Man, 33, who is ‘completely locked in’ with ALS reveals the first subtle symptom he noticed before diagnosis

A 33-year-old man is speaking out to raise awareness of Motor Neurone Disease after losing the ability to walk, move his arms and even breathe unaided in just two years.

Tom Hynes was diagnosed with 'terminal Amyotrophic lateral sclerosis (ALS)' in November 2023 at the age of 31.

Just over two years later, despite 'fighting' the illness 'as hard' as he can, he's taken to GoFundMe to reveal he is 'losing'.

Since his diagnosis, Tom has lost the ability to walk, use his arms and 'even breathe unaided,' reflecting on the quick progression of the illness as 'truly terrifying'.

Determined not to 'just give up,' he is 'stubbornly fighting' and has taken to social media to raise awareness of the condition, including sharing an initial symptom he experienced prior to his diagnosis.

Taking to Reddit thread 'r/AMA' on February 17, Tom introduced himself to users and updating he's since been left 'nearly completely locked in' by his condition, imploring people to 'ask [him] literally anything' in order to spread awareness.

Tom Hynes has been raising awareness of the disease (GoFundMe)

Amyotrophic lateral sclerosis (ALS) is 'a nervous system disease that affects nerve cells in the brain and spinal cord,' Mayo Clinic explains.

It is the most common form of motor neurone disease (MND).

"ALS causes loss of muscle control. The disease gets worse over time," it adds. "ALS often begins with muscle twitching and weakness in an arm or leg, trouble swallowing or slurred speech.

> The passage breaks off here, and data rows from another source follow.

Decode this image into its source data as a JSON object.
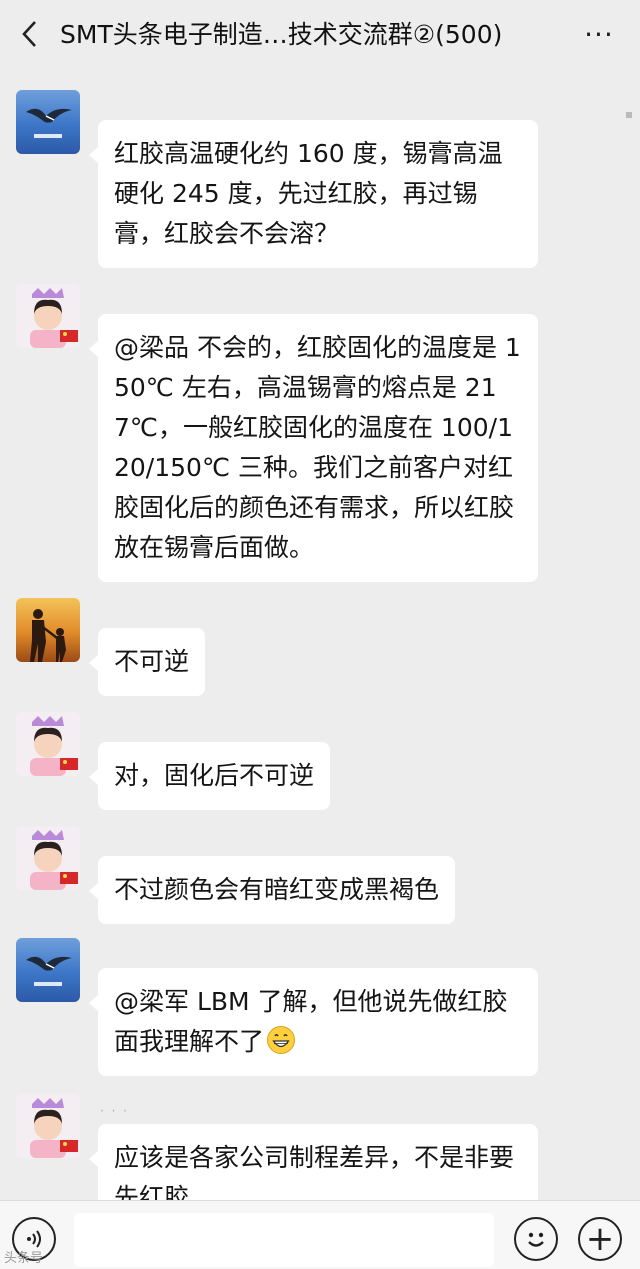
{
  "header": {
    "title": "SMT头条电子制造…技术交流群②(500)",
    "more_label": "···"
  },
  "messages": [
    {
      "avatar": "seagull-avatar",
      "text": "红胶高温硬化约 160 度，锡膏高温硬化 245 度，先过红胶，再过锡膏，红胶会不会溶？"
    },
    {
      "avatar": "girl-avatar",
      "text": "@梁品  不会的，红胶固化的温度是 150℃ 左右，高温锡膏的熔点是 217℃，一般红胶固化的温度在 100/120/150℃ 三种。我们之前客户对红胶固化后的颜色还有需求，所以红胶放在锡膏后面做。"
    },
    {
      "avatar": "family-avatar",
      "text": "不可逆"
    },
    {
      "avatar": "girl-avatar",
      "text": "对，固化后不可逆"
    },
    {
      "avatar": "girl-avatar",
      "text": "不过颜色会有暗红变成黑褐色"
    },
    {
      "avatar": "seagull-avatar",
      "text": "@梁军  LBM 了解，但他说先做红胶面我理解不了",
      "emoji": "grin-emoji"
    },
    {
      "avatar": "girl-avatar",
      "text": "应该是各家公司制程差异，不是非要先红胶"
    }
  ],
  "typing_indicator": "· · ·",
  "bottom_bar": {
    "plus_label": "+"
  },
  "watermark": "头条号"
}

Eventually ALS affects control of the muscles needed to move, speak, eat and breathe. There is no cure for this fatal disease."

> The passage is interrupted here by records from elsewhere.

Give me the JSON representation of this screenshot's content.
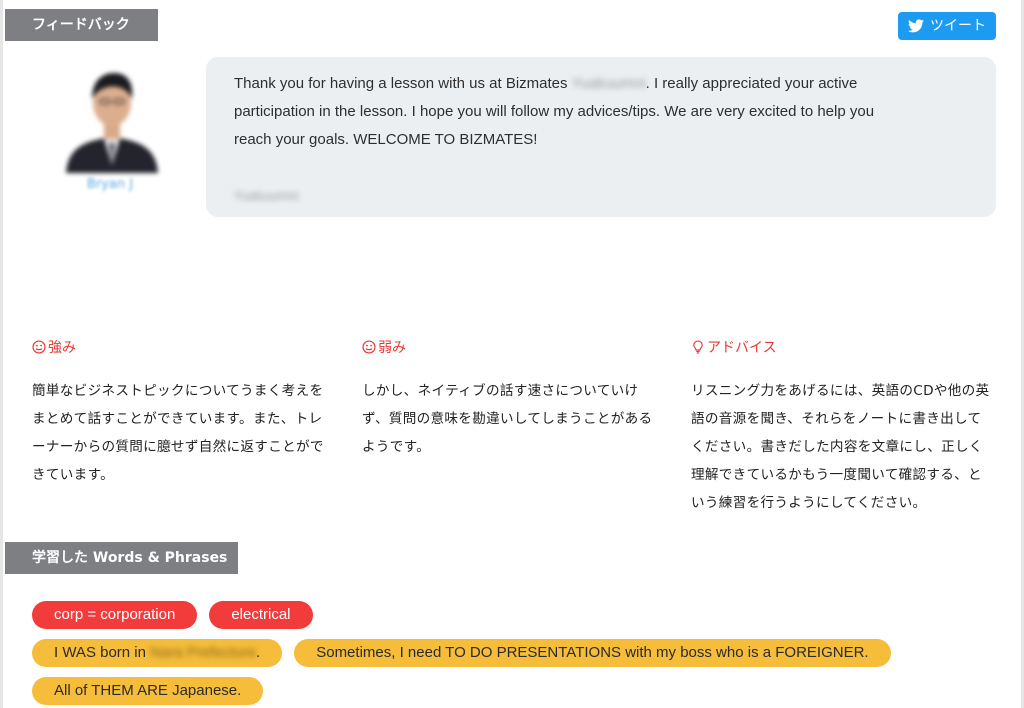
{
  "sections": {
    "feedback_title": "フィードバック",
    "words_title": "学習した Words & Phrases"
  },
  "tweet": {
    "label": "ツイート"
  },
  "trainer": {
    "name": "Bryan J"
  },
  "message": {
    "part1": "Thank you for having a lesson with us at Bizmates ",
    "name_blurred": "Yuakuumni",
    "part2": ". I really appreciated your active participation in the lesson. I hope you will follow my advices/tips. We are very excited to help you reach your goals. WELCOME TO BIZMATES!",
    "signature_blurred": "Yuakuumni"
  },
  "strength": {
    "title": "強み",
    "text": "簡単なビジネストピックについてうまく考えをまとめて話すことができています。また、トレーナーからの質問に臆せず自然に返すことができています。"
  },
  "weakness": {
    "title": "弱み",
    "text": "しかし、ネイティブの話す速さについていけず、質問の意味を勘違いしてしまうことがあるようです。"
  },
  "advice": {
    "title": "アドバイス",
    "text": "リスニング力をあげるには、英語のCDや他の英語の音源を聞き、それらをノートに書き出してください。書きだした内容を文章にし、正しく理解できているかもう一度聞いて確認する、という練習を行うようにしてください。"
  },
  "words": {
    "word1": "corp = corporation",
    "word2": "electrical",
    "phrase1_start": "I WAS born in ",
    "phrase1_blurred": "Nara Prefecture",
    "phrase1_end": ".",
    "phrase2": "Sometimes, I need TO DO PRESENTATIONS with my boss who is a FOREIGNER.",
    "phrase3": "All of THEM ARE Japanese."
  },
  "colors": {
    "section_tag": "#7d7f82",
    "tweet_button": "#1d9bf0",
    "accent_red": "#e53935",
    "chip_red": "#f23b3b",
    "chip_yellow": "#f5bd3a",
    "bubble": "#eceff2"
  },
  "icons": {
    "tweet": "twitter-bird-icon",
    "strength": "smile-icon",
    "weakness": "smile-icon",
    "advice": "lightbulb-icon"
  }
}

On the Reddit thread, a user asked Tom: "I guess I'll be 'that guy': what were the initial symptoms?"

Tom responded: "I knew it was coming but I'm happy to answer that guy. So for me it all started with a pain in the knee and falling over a lot, I thought I had just hurt my foot and well here we are. it's all on my profile if you want the full story."

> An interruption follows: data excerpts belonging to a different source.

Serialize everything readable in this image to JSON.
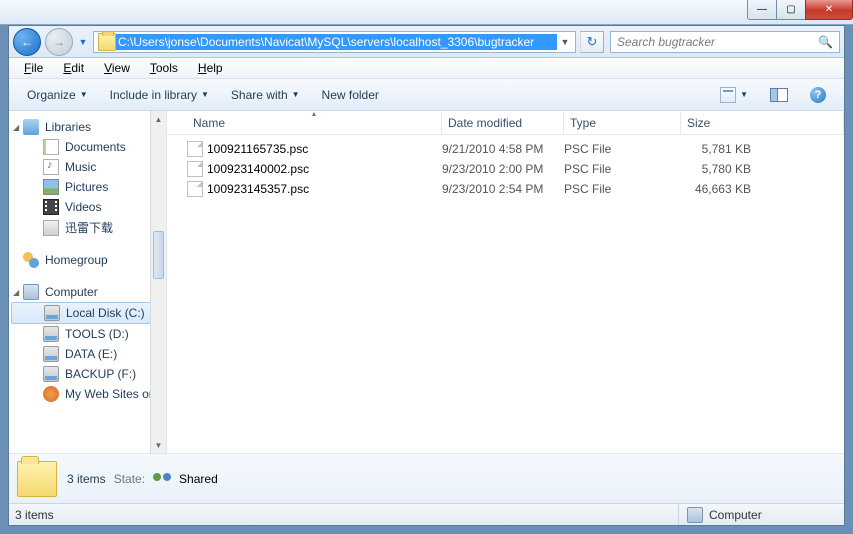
{
  "titlebar": {
    "min": "—",
    "max": "▢",
    "close": "✕"
  },
  "nav": {
    "path": "C:\\Users\\jonse\\Documents\\Navicat\\MySQL\\servers\\localhost_3306\\bugtracker",
    "search_placeholder": "Search bugtracker"
  },
  "menu": {
    "file": "File",
    "edit": "Edit",
    "view": "View",
    "tools": "Tools",
    "help": "Help"
  },
  "toolbar": {
    "organize": "Organize",
    "include": "Include in library",
    "share": "Share with",
    "newfolder": "New folder"
  },
  "sidebar": {
    "libraries": "Libraries",
    "documents": "Documents",
    "music": "Music",
    "pictures": "Pictures",
    "videos": "Videos",
    "xunlei": "迅雷下载",
    "homegroup": "Homegroup",
    "computer": "Computer",
    "localdisk": "Local Disk (C:)",
    "tools": "TOOLS (D:)",
    "data": "DATA (E:)",
    "backup": "BACKUP (F:)",
    "myweb": "My Web Sites on"
  },
  "columns": {
    "name": "Name",
    "date": "Date modified",
    "type": "Type",
    "size": "Size"
  },
  "files": [
    {
      "name": "100921165735.psc",
      "date": "9/21/2010 4:58 PM",
      "type": "PSC File",
      "size": "5,781 KB"
    },
    {
      "name": "100923140002.psc",
      "date": "9/23/2010 2:00 PM",
      "type": "PSC File",
      "size": "5,780 KB"
    },
    {
      "name": "100923145357.psc",
      "date": "9/23/2010 2:54 PM",
      "type": "PSC File",
      "size": "46,663 KB"
    }
  ],
  "details": {
    "count": "3 items",
    "state_lbl": "State:",
    "state_val": "Shared"
  },
  "status": {
    "left": "3 items",
    "right": "Computer"
  }
}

The illness is progressive (Getty Stock Images)

Tom has detailed his experiences further on a GoFundMe page too in a bid to raise funds to support himself and his partner Jade, who's had to 'significantly reduce her hours at work to care for [him] at home'.

The page sees Tom document how he could 'barely walk three steps' just six months post his formal diagnosis.

The page notes the 'massive strain' the illness has had on not only his physical health, mental wellbeing but his family's financial stability too, particularly amid a cost of living crisis.

You can donate to Tom's fundraiser here.

Tom reflected: "Money kindly donated so far has helped to buy essential equipment and fund some unforgettable day trips to make as many memories as possible, but to help unload some of the worry and pay for less exciting but necessary things such as my funeral."

He resolved: "We ask for any help you can provide, even if it is just sharing our page amongst your friends, family, and colleagues.

"We would like to take this opportunity to thank you."